Vou passar um pouco por um outro caminho antes de retomar esse ponto. Eu sempre tive umas questões com a Clarice Lispector. Enquanto todo mundo aclamava, eu desconfiava. Enquanto as pessoas achavam genial, eu achava confuso. Claro, eu era adolescente e estava lendo A hora da estrela e Perto do Coração Selvagem, que bagagem eu tinha pra compreender todas as camadas dos textos? Meu primeiro elogio à minha escrita vindo de uma completa estranha disse que eu escrevia parecido com ela. Aí eu fiquei intrigada. Como é que pode? Eu achei chique, claro, o nome dela faz volume. Mas eu ainda não estava satisfeita. Na faculdade, fiz uma disciplina inteira (80 horas!) dedicada aos contos dela. Continuei sem achar isso tudo e ainda por cima eu não me conformo com aquele conto do menino que come a galinha! Eu ainda não entendia, achava superestimada mesmo que ela tivesse algumas coisas que me tocassem e ficava sempre um tom que não sei explicar me incomodando. Não o tipo de incômodo bom que a literatura deve causar às vezes. Mas definitivamente um estorvo que me impedia de apreciar o que eu conhecia da obra dela. Até que agora, na mentoria de escrita, me deparei com uma crônica da Clarice. Eu ainda não tinha lido crônicas dela. E aí eu entendi tudo que diziam sobre ela. Eu, enfim, me vi na escrita dela. E fiquei nessa de ler algumas crônicas dela depois da aula com a minha mentora, Fernanda Rodrigues e com a Aline Caixeta.

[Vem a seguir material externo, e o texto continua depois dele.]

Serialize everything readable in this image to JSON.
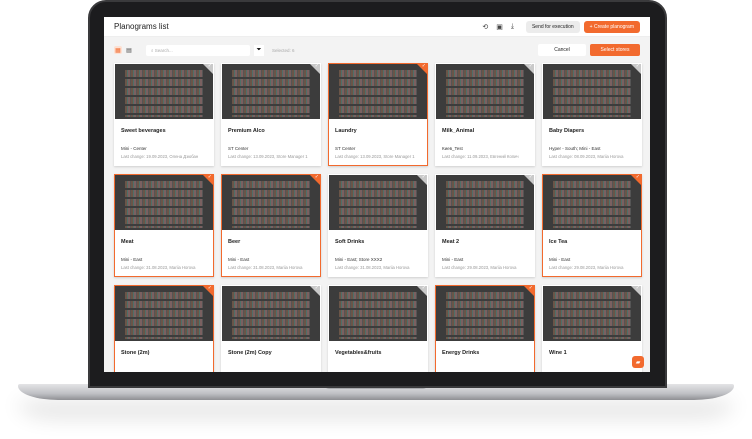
{
  "header": {
    "title": "Planograms list",
    "send_label": "Send for execution",
    "create_label": "+ Create planogram"
  },
  "toolbar": {
    "search_placeholder": "Search...",
    "selected": "Selected: 6",
    "cancel": "Cancel",
    "select_stores": "Select stores"
  },
  "accent": "#f26a2e",
  "cards": [
    {
      "name": "Sweet beverages",
      "store": "Mini - Center",
      "last": "Last change: 19.09.2023, Олена Дзюбан",
      "selected": false
    },
    {
      "name": "Premium Alco",
      "store": "ST Center",
      "last": "Last change: 13.09.2023, Store Manager 1",
      "selected": false
    },
    {
      "name": "Laundry",
      "store": "ST Center",
      "last": "Last change: 13.09.2023, Store Manager 1",
      "selected": true
    },
    {
      "name": "Milk_Animal",
      "store": "Киев_Test",
      "last": "Last change: 11.09.2023, Евгений Копич",
      "selected": false
    },
    {
      "name": "Baby Diapers",
      "store": "Hyper - South; Mini - East",
      "last": "Last change: 08.09.2023, Mariia Horova",
      "selected": false
    },
    {
      "name": "Meat",
      "store": "Mini - East",
      "last": "Last change: 31.08.2023, Mariia Horova",
      "selected": true
    },
    {
      "name": "Beer",
      "store": "Mini - East",
      "last": "Last change: 31.08.2023, Mariia Horova",
      "selected": true
    },
    {
      "name": "Soft Drinks",
      "store": "Mini - East; Store XXX2",
      "last": "Last change: 31.08.2023, Mariia Horova",
      "selected": false
    },
    {
      "name": "Meat 2",
      "store": "Mini - East",
      "last": "Last change: 29.08.2023, Mariia Horova",
      "selected": false
    },
    {
      "name": "Ice Tea",
      "store": "Mini - East",
      "last": "Last change: 29.08.2023, Mariia Horova",
      "selected": true
    },
    {
      "name": "Stone (2m)",
      "store": "",
      "last": "",
      "selected": true
    },
    {
      "name": "Stone (2m) Copy",
      "store": "",
      "last": "",
      "selected": false
    },
    {
      "name": "Vegetables&fruits",
      "store": "",
      "last": "",
      "selected": false
    },
    {
      "name": "Energy Drinks",
      "store": "",
      "last": "",
      "selected": true
    },
    {
      "name": "Wine 1",
      "store": "",
      "last": "",
      "selected": false
    }
  ]
}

Me deparei com muita coisa que conversou comigo, mas em especial, com essa crônica chamada Literatura e Justiça. Eu estou aí, em cada palavra dela. E espero fazer jus e justiça com o que eu escrevo. Eu não sei usar uma arma, como Bobby Seale também não sabia. E talvez, meu maior ato de pequena justiça, por menor que seja, seja escrever. Ele falava de agitar massas, mas eu acho que precisamos agitar todo dia um pouquinho cada um, pra que grandes discursos provoquem as reações que precisam provocar nas pessoas. É o que eu e a Clarice podemos fazer e a consciência disso me ajuda a entender para onde quero ir com a minha escrita.